La très importante découverte de la grotte Romito, qui a eu lieu en 1961 sur le territoire de Papasidero, a jeté une lumière extraordinaire sur les événements préhistoriques du nord de la Calabre, en montrant qu'elle était habitée depuis au moins 20 000 ans.
L'homme Romito était de race Cro-magnon, il ne savait pas comment élever des animaux et il ne connaissait pas l'agriculture et le travail de la céramique.
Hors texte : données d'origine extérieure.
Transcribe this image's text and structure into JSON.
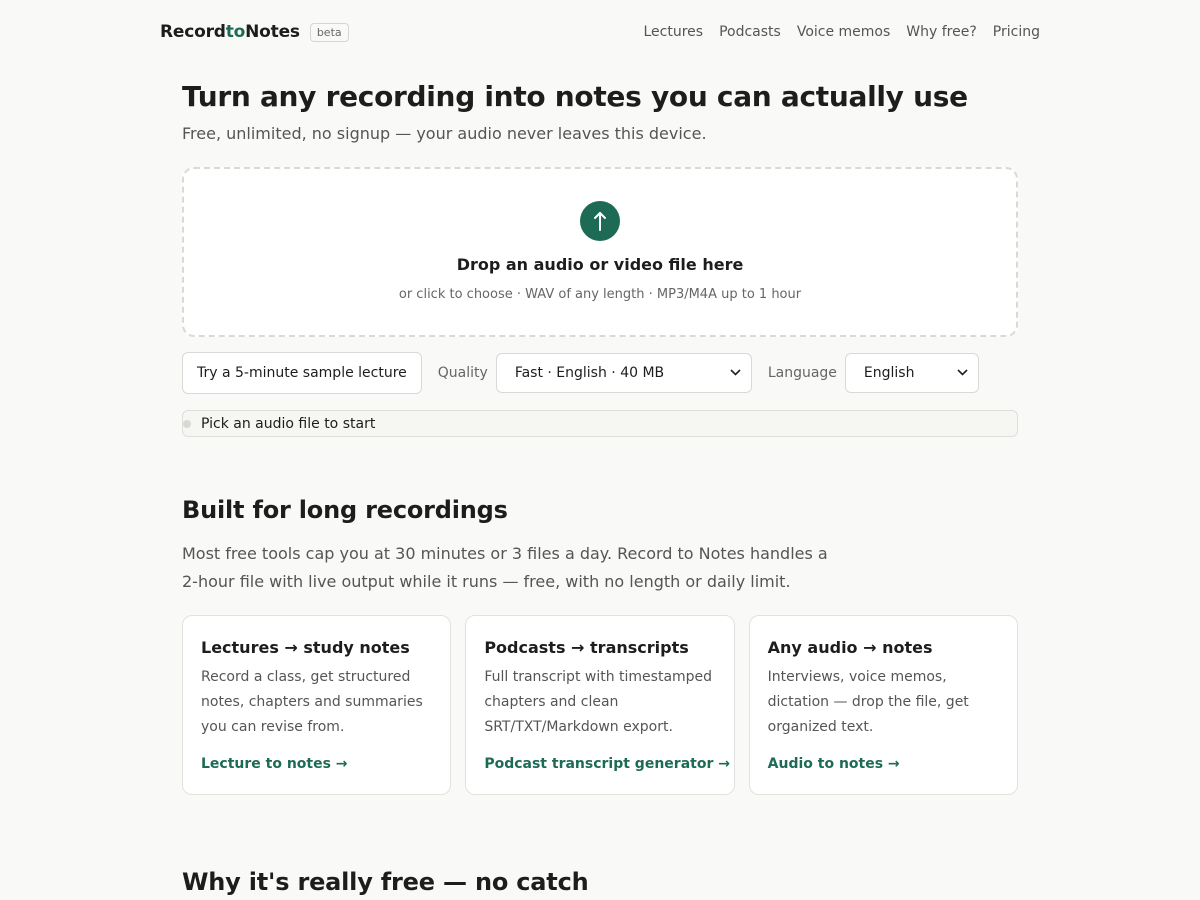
{
  "header": {
    "logo_part1": "Record",
    "logo_part2": "to",
    "logo_part3": "Notes",
    "badge": "beta",
    "nav": [
      "Lectures",
      "Podcasts",
      "Voice memos",
      "Why free?",
      "Pricing"
    ]
  },
  "hero": {
    "title": "Turn any recording into notes you can actually use",
    "subtitle": "Free, unlimited, no signup — your audio never leaves this device."
  },
  "dropzone": {
    "icon": "upload-arrow-icon",
    "title": "Drop an audio or video file here",
    "hint": "or click to choose · WAV of any length · MP3/M4A up to 1 hour"
  },
  "controls": {
    "sample_button": "Try a 5-minute sample lecture",
    "quality_label": "Quality",
    "quality_value": "Fast · English · 40 MB",
    "language_label": "Language",
    "language_value": "English"
  },
  "status": {
    "text": "Pick an audio file to start"
  },
  "section_long": {
    "title": "Built for long recordings",
    "body_line1": "Most free tools cap you at 30 minutes or 3 files a day. Record to Notes handles a",
    "body_line2": "2-hour file with live output while it runs — free, with no length or daily limit."
  },
  "cards": [
    {
      "title": "Lectures → study notes",
      "body": "Record a class, get structured notes, chapters and summaries you can revise from.",
      "link": "Lecture to notes →"
    },
    {
      "title": "Podcasts → transcripts",
      "body": "Full transcript with timestamped chapters and clean SRT/TXT/Markdown export.",
      "link": "Podcast transcript generator →"
    },
    {
      "title": "Any audio → notes",
      "body": "Interviews, voice memos, dictation — drop the file, get organized text.",
      "link": "Audio to notes →"
    }
  ],
  "section_free": {
    "title": "Why it's really free — no catch"
  },
  "colors": {
    "accent": "#1d6b55",
    "background": "#f9f9f7"
  }
}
La grotte est divisée en deux parties distinctes : - le vrai, d'une vingtaine de mètres de profondeur, qui pénètre dans la formation calcaire par un étroit tunnel sombre et l'abri qui s'étend sur environ 34 mètres dans une direction est-ouest. Pour le Néolithique, l'analyse du carbone 14 a donné 4 470 ans avant J.-C., tandis que pour les couches du Paléolithique supérieur, la plus ancienne datée à ce jour, remonte à environ 16 800 ans avant J.-C. L'Homo sapiens a habité la grotte de façon très intense, laissant d'innombrables témoignages de son passage dans les outils lithiques et osseux, dans les merveilleux graffitis et dans les restes de ses propres squelettes. La figure d'un taureau, d'environ 1,20 mètre de long, est gravée sur un rocher d'environ 2,30 mètres de long et incliné à un angle de 45°.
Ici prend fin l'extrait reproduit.